A central issue here is whether it is even possible to professionally assess a person in a remote interview. For Kerstin Knapp, this is not a problem provided you prepare for the setting: “I have spent 20 years in this job, over the course of which intuition and a gut feeling have grown in importance for me. Today, I can rely on my intuition to detect insecurities or a certain kind of energy also when I interview somebody in a video call.”
In addition to their subject-specific expertise, recruiters must also become experts in virtual (recruiting) technologies and digital communication, Tuba Ersoy emphasizes. There is no way around online communication anymore; at the same time, it is crucial that the overall recruitment journey is both personal and professional – not an easy feat to reconcile these two qualities. “Against this backdrop, recruiters will need a new mix of skills and competences. Particularly empathy and the willingness to engage with the expectations and individual life realities of talents will be key qualities; it’s all about creating an even more honest, more open dialogue in recruiting. So in the future, interactions with recruiters will determine the impression candidates gain from the company even more strongly. By putting their focus on people this way, companies will, in the future, have the opportunity to show – and not explain – what their company truly stands for,” Ersoy says.

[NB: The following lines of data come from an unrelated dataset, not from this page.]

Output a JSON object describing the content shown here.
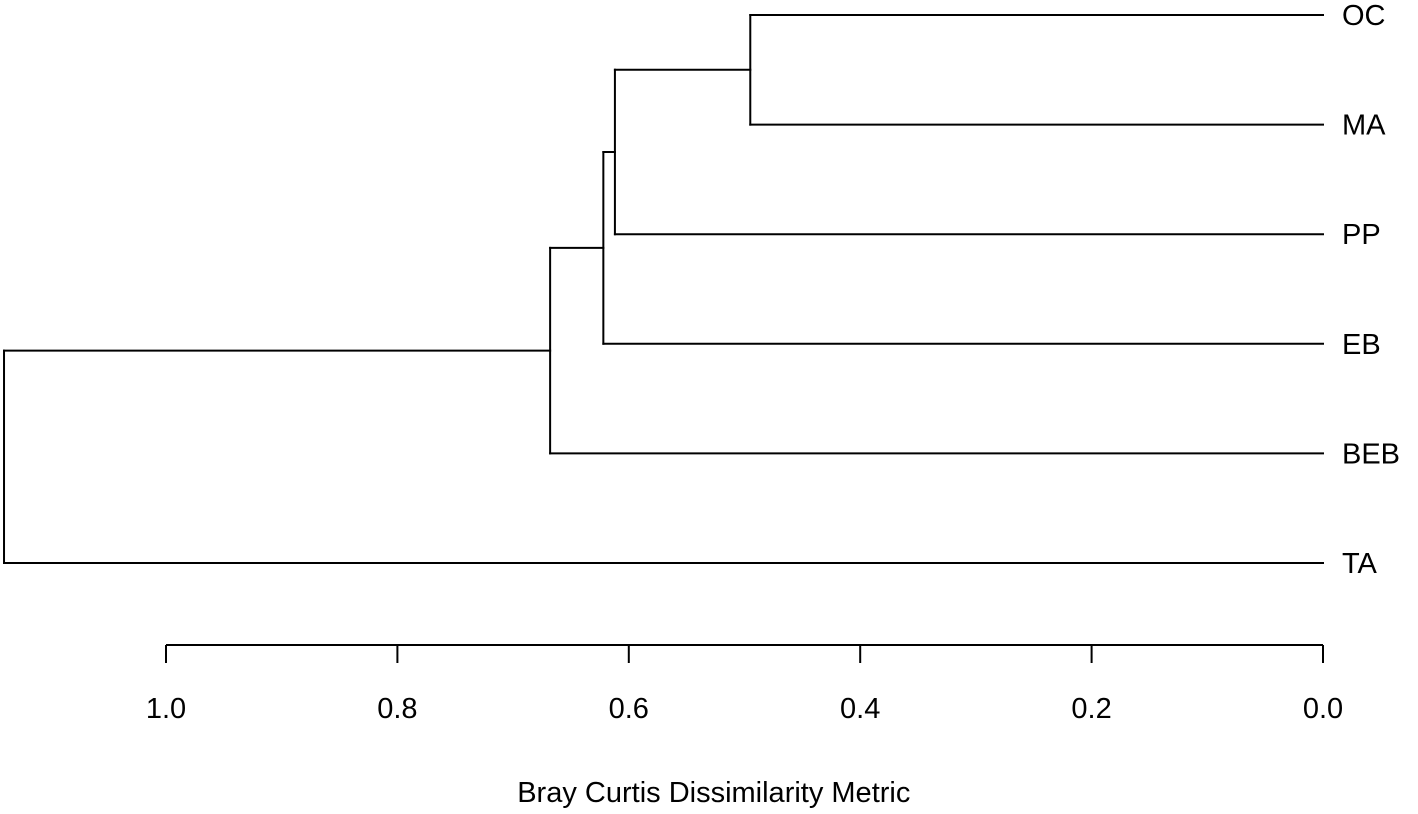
{
  "chart_data": {
    "type": "dendrogram",
    "xlabel": "Bray Curtis Dissimilarity Metric",
    "xlim": [
      1.0,
      0.0
    ],
    "x_ticks": [
      1.0,
      0.8,
      0.6,
      0.4,
      0.2,
      0.0
    ],
    "x_tick_labels": [
      "1.0",
      "0.8",
      "0.6",
      "0.4",
      "0.2",
      "0.0"
    ],
    "leaves": [
      "OC",
      "MA",
      "PP",
      "EB",
      "BEB",
      "TA"
    ],
    "merges": [
      {
        "left": "OC",
        "right": "MA",
        "height": 0.495,
        "name": "OC+MA"
      },
      {
        "left": "OC+MA",
        "right": "PP",
        "height": 0.612,
        "name": "OC+MA+PP"
      },
      {
        "left": "OC+MA+PP",
        "right": "EB",
        "height": 0.622,
        "name": "OC+MA+PP+EB"
      },
      {
        "left": "OC+MA+PP+EB",
        "right": "BEB",
        "height": 0.668,
        "name": "OC+MA+PP+EB+BEB"
      },
      {
        "left": "OC+MA+PP+EB+BEB",
        "right": "TA",
        "height": 1.14,
        "name": "root"
      }
    ],
    "grid": false,
    "legend": "none",
    "line_color": "#000000",
    "background": "#ffffff"
  }
}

Kerstin Knapp believes that resilience will be a much sought-after quality: “Particularly in a crisis, it is important to have employees who are resilient and able to adapt to new conditions quickly. Managers, in turn, must overcome their fears and doubts in order to help the team feel secure, courageous, and confident.” After all, the changes in the framework conditions and requirements caused by the COVID crisis and the rapid advance of digitalization have resulted in a strong tendency towards project-based work, which precludes a strict division of the organization based on functions and skills.
Tuba Ersoy
For recruiting, this means that in the post-COVID era, we will have to look even more closely at how talents react to new information and a volatile environment and how resourceful they are at handling situations marked by insecurity.
High-potentials value open and straight-forward information on how and when assignments should be completed, Ersay says. “And it’s important to them that they are treated like human beings, not like robots – also in the course of digital processes.” Moreover, they look for flexible work hours to be able to, for instance, look after their children. “On the other hand, security and stability at the workplace are also seen as very important.” Recruiting expert Ersoy has no doubt that also in HR, we won’t return to the old ways. “The changes we are currently experiencing are here for good. To survive, we must adapt. As Darwin said: it is not the strongest or the most intelligent who will survive but those who can best manage change – and that’s also true for recruiting.”